Figure 12b shows the Urban and Regional Planning cluster classified in the set of emerging or declining themes. The main themes grouped in this cluster are urban planning, regional planning, land use, construction, smart cities, and economic and social analysis, among others. The horizontal and vertical growth of cities has generated problems related to highway congestion, public transportation, public services, and pollution, among others, which can be addressed with urban and regional planning exercises [136,137,138]. Therefore, trends are observed towards the adoption of various approaches to support the planning activities of cities and their environments, such as sensors, cloud computing, Internet of Things, artificial intelligence, big data, geographic information systems, and smart devices [139,140,141]. These approaches are integrated into the concept of smart cities, in which large volumes of information are captured, processed, and analyzed to support decision-making processes focused on improving and optimizing various aspects of cities. As it is emerging, it is expected that various efforts will be made to develop methodologies and tools for the integration of information flows from smart cities with highway planning activities in the coming years.

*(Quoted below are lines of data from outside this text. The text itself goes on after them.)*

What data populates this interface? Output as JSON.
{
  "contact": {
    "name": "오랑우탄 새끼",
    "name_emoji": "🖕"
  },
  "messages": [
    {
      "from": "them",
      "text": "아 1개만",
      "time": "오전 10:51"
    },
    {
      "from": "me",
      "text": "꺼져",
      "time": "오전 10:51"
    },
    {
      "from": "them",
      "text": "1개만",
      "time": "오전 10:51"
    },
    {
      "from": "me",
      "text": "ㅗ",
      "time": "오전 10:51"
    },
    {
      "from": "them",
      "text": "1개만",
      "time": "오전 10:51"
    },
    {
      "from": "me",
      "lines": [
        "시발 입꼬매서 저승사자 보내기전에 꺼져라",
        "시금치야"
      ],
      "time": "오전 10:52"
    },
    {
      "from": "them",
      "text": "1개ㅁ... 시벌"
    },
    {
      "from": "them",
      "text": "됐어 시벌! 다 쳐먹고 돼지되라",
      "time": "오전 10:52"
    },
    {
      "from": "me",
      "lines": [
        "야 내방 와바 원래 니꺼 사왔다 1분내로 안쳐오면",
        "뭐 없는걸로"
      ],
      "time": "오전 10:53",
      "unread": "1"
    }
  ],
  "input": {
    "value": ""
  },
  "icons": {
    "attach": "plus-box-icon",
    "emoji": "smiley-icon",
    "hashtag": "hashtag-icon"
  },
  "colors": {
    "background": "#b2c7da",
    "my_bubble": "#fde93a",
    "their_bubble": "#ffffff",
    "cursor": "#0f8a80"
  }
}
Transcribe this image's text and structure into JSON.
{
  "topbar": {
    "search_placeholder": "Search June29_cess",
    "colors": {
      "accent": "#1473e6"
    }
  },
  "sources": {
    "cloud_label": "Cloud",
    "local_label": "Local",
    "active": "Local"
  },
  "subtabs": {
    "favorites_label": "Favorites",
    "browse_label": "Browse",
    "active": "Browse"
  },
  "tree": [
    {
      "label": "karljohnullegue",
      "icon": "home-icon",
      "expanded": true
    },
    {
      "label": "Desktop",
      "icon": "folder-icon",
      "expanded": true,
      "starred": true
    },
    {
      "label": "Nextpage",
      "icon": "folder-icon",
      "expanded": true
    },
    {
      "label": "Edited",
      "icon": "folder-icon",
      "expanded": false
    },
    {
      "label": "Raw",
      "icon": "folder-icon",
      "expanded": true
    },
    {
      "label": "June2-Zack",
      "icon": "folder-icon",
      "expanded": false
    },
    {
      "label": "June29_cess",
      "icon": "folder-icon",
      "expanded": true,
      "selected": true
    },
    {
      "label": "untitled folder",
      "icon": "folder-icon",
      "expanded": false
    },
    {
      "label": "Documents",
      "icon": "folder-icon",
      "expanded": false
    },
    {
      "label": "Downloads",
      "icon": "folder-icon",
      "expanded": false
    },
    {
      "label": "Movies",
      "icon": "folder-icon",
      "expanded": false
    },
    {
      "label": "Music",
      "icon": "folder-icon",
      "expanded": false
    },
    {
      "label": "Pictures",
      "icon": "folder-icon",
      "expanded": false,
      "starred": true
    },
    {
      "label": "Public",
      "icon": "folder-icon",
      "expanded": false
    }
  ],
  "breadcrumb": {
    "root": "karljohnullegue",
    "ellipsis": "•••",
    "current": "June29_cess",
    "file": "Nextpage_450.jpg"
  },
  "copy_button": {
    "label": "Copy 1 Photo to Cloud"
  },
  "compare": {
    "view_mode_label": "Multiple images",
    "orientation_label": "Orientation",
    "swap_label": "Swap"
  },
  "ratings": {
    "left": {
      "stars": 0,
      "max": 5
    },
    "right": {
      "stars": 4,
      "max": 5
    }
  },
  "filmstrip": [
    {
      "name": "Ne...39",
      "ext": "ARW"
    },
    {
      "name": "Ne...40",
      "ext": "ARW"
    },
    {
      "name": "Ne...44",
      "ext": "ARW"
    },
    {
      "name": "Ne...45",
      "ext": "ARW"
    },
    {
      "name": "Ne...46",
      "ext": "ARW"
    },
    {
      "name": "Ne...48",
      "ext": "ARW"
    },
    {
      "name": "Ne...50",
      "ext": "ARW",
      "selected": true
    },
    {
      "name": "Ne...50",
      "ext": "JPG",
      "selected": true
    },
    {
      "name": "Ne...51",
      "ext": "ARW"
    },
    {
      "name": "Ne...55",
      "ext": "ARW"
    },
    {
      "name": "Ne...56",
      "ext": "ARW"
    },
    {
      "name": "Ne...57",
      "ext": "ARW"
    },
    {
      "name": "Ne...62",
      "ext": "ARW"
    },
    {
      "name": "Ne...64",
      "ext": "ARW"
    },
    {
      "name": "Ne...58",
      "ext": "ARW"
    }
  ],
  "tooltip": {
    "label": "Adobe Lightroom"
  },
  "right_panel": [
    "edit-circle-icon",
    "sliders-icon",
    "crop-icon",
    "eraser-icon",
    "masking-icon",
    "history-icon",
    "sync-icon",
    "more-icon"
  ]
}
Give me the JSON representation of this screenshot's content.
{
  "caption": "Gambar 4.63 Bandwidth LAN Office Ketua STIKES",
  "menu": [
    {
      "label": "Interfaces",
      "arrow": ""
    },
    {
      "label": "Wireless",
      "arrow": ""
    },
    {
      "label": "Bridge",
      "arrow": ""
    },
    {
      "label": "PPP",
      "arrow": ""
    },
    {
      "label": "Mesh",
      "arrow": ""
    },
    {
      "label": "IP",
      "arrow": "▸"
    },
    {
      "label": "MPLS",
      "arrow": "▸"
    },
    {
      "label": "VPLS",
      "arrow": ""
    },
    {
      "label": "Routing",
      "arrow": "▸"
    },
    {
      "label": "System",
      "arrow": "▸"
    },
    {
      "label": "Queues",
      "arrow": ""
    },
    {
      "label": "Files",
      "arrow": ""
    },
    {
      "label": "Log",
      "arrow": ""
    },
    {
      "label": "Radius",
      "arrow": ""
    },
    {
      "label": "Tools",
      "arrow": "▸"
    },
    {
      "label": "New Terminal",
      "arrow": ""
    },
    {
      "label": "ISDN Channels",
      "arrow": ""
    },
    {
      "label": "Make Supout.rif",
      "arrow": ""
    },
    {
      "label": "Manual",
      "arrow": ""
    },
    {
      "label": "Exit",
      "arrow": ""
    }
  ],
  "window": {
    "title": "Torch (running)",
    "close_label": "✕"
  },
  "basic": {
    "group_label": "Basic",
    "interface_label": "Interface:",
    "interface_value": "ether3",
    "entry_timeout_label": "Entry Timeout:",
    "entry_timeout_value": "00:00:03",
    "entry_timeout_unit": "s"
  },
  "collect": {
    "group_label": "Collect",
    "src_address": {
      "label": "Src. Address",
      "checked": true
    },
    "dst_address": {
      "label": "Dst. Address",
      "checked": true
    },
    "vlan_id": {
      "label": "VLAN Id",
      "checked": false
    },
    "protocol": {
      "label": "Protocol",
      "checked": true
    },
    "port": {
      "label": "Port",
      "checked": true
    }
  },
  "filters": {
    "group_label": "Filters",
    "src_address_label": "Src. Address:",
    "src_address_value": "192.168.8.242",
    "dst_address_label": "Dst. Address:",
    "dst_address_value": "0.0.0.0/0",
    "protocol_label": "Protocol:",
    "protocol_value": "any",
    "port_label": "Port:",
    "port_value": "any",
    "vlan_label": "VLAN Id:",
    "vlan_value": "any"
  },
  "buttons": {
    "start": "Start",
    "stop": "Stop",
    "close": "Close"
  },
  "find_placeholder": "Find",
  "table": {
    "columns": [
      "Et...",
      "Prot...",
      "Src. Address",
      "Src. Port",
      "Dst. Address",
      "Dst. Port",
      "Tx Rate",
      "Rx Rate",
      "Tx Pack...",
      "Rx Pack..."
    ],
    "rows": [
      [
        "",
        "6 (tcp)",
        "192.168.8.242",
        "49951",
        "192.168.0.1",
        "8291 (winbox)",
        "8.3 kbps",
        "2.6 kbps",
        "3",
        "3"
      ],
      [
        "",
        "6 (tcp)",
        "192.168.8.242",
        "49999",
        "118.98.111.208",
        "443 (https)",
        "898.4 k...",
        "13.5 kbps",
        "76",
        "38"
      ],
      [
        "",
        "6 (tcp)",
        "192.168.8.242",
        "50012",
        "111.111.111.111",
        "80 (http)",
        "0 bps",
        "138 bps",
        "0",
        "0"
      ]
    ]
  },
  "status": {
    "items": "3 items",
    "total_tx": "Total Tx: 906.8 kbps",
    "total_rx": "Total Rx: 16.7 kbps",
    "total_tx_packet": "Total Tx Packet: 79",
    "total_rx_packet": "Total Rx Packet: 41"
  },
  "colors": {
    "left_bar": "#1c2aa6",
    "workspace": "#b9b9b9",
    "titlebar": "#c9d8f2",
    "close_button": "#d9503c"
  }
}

Basic and Transversal Themes

According to the thematic map analysis, the Highway Planning Fundamentals cluster was the only cluster classified in the set of basic themes. The main themes grouped in this cluster are highway design, highway engineering, construction process, cost estimating, cost analysis, and risk assessment, among others (see Figure 13). There is a trend towards adopting technologies and methodologies to support highway design and engineering processes through cost, risk, and construction analyses, which are part of the fundamental activities of highway planning. There is a growing interest in adopting emerging approaches to visualize digital models of highway projects, such as BIM models, virtual reality environments, point cloud models, and aerial photogrammetry models [20,142,143,144,145,146,147]. A better visualization contributes to a better understanding of the project by the actors in charge of the decision-making processes. Thus, better visualization of the projects contributes to increasing the quality of the results of highway planning, considering that in highway projects, the decision-making processes are crucial and characterized by a multidisciplinary nature [148]. In addition to this, there is a growing interest in the study and adoption of delivery methods for highway projects, such as public–private partnerships, design–build, build–operate–transfer, and integrated project delivery (IPD) [149,150].

4.3. Trend Analysis

4.3.1. The Trend of the Most Relevant Words

The evolution of the Keywords Plus in the period from January 2015 to September 2021 shows that words such as highway planning, highway and street, and highway construction have a growing behavior, which corresponds to an increase in the interest of researchers for the study of issues related to the highway planning topic. Words such as decision making, highway engineering, optimization, and construction show an outstanding increase within the research topic, but it is still reduced with less than 100 words in the period analyzed. Other words such as transportation, motor transportation, and design have a high frequency of occurrence but show a decreasing trend within the topic of highway planning. Despite this, it stands out that there is a growing trend of the words with the highest frequency of occurrence, which coincides with the growing trend of research on the topic of highway planning (see Figure 14). The words shown in Figure 14 correspond to the words with the highest frequency of occurrence in the sample documents analyzed (see Section 4.2.1).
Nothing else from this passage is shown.